Growth in 2022 earnings driven by record rental performance

  • Finance

February 21, 2023

With record revenue growth and a 5% increase in earnings, 93% of its assets certified and a high customer satisfaction, Covivio reaped the benefits of its strategy in 2022. We look ahead with confidence in our ability to adapt and prepare for the future. The adjustments announced end-2022 in response to the new environment have been implemented, with €200 million in sales negotiated at the end of the year. Thus, we will keep on benefitting from the soundness of Covivio’s business model, focusing on diversification, centrality, sustainable real estate and client centricity.”

Christophe Kullmann
Covivio Chief Executive Officer

12.7% like-for-like revenue growth

  • Revenues of €968 million on a consolidated basis and €633 million in Group share, up 12.7% like-for-like
  • Offices: like-for-like rental growth of 5.2% driven by lettings and indexation
  • Germany Residential: further sustained growth of 3.1% like-for-like
  • Hotels: revenues exceeded 2019 levels in the second half (up 64.3% like-for-like over the year)

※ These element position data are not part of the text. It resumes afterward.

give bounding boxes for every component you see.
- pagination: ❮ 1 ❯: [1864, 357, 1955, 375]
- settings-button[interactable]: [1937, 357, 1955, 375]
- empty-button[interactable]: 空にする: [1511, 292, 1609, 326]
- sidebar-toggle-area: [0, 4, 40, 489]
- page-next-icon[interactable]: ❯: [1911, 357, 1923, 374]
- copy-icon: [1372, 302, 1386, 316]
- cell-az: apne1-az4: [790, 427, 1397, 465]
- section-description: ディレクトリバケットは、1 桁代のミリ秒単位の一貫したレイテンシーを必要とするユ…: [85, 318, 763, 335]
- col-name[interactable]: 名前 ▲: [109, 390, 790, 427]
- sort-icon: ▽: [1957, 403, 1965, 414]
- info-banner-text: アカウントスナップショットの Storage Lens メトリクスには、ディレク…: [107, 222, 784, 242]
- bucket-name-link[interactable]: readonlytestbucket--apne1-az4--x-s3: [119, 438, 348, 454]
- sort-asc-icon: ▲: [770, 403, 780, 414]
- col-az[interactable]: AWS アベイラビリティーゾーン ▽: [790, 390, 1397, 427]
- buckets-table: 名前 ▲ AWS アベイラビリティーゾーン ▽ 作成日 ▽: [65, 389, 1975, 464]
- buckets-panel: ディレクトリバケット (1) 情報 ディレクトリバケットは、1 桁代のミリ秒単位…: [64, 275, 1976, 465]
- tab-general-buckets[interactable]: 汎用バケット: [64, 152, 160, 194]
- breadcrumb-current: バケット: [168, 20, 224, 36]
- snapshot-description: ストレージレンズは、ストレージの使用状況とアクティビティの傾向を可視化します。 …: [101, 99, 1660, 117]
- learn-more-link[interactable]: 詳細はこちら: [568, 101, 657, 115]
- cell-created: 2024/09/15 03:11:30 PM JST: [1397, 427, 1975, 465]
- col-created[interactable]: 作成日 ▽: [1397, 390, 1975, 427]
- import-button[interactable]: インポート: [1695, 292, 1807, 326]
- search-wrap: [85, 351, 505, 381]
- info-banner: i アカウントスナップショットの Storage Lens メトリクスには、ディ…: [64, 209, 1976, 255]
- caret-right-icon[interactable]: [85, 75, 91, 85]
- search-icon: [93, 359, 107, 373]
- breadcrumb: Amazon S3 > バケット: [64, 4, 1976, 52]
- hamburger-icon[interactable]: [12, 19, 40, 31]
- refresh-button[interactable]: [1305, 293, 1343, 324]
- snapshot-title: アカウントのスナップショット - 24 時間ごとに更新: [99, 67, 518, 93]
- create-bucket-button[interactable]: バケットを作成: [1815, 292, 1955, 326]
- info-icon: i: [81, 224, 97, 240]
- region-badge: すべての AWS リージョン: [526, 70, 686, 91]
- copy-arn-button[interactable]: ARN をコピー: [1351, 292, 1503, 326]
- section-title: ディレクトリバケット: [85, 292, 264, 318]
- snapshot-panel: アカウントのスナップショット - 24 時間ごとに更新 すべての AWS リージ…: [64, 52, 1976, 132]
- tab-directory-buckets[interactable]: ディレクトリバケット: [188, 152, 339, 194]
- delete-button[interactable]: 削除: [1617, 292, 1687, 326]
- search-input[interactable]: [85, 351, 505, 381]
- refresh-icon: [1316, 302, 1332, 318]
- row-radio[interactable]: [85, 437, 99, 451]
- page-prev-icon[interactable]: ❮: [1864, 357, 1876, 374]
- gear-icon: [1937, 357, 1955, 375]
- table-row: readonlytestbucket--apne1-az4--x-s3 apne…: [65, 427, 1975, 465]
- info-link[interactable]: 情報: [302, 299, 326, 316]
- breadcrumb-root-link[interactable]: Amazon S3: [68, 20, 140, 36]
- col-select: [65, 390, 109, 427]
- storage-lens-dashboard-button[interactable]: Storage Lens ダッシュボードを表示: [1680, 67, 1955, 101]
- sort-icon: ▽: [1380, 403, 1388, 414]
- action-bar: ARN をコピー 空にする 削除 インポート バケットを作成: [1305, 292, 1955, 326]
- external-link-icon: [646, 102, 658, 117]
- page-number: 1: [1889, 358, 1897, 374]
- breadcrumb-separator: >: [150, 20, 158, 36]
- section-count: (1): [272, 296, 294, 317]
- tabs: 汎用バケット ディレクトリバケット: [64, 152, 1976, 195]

Strengthening of balance sheet quality

  • €485 million in new preliminary sales agreements signed above 2021 appraisal values and €711 million in sales realized
  • €220 million reduction in net debt, loan-to-value (LTV) ratio of 39.5%
  • €1.1 billion in new financing in 2022, predominantly Green financing, including €0.9 billion in the second half

ESG strategy: new progress across all areas

93% of the portfolio has received environmental certification and 63% of the office portfolio is certified HQE/BREEAM Very Good or higher

Strategy favoured by our clients: high satisfaction ratings across all asset classes

Proposal to submit a “Say-on-Climate” resolution to a vote at next 2023 AGM

5% growth in recurring net income in 2022

  • Recurring net income (adjusted EPRA Earnings): €430 million (€4.58 per share), up 5%
  • Portfolio value at €26 billion (€17 billion Group share), stable on a like-for-like basis
  • 10% increase (€107.8 per share) in net disposal value (EPRA NDV) through the fair value adjustment of debt hedging instruments and fixed-rate debt. Net tangible assets (EPRA NTA) are stable (€106.4 per share)

2023 outlook

  • Further solid operating momentum in 2023, expected to offset the increase in financing costs and the impact of market trends in non-core offices
  • Implementation of strategic adjustments announced in December 2022 and focused on balance sheet strengthening: €1.5 billion disposal target by end-2024 (of which €200 million negotiated in recent weeks) and refocus of the development pipeline
  • Proposal of a maintained dividend, at €3.75 per share, with the option of payment in shares, benefitting from the support of the main shareholders (51% of capital), already committed to opt for the payment in shares
  • 2023 adjusted EPRA Earnings guidance of around €410 million, flat restated from the deleveraging effect.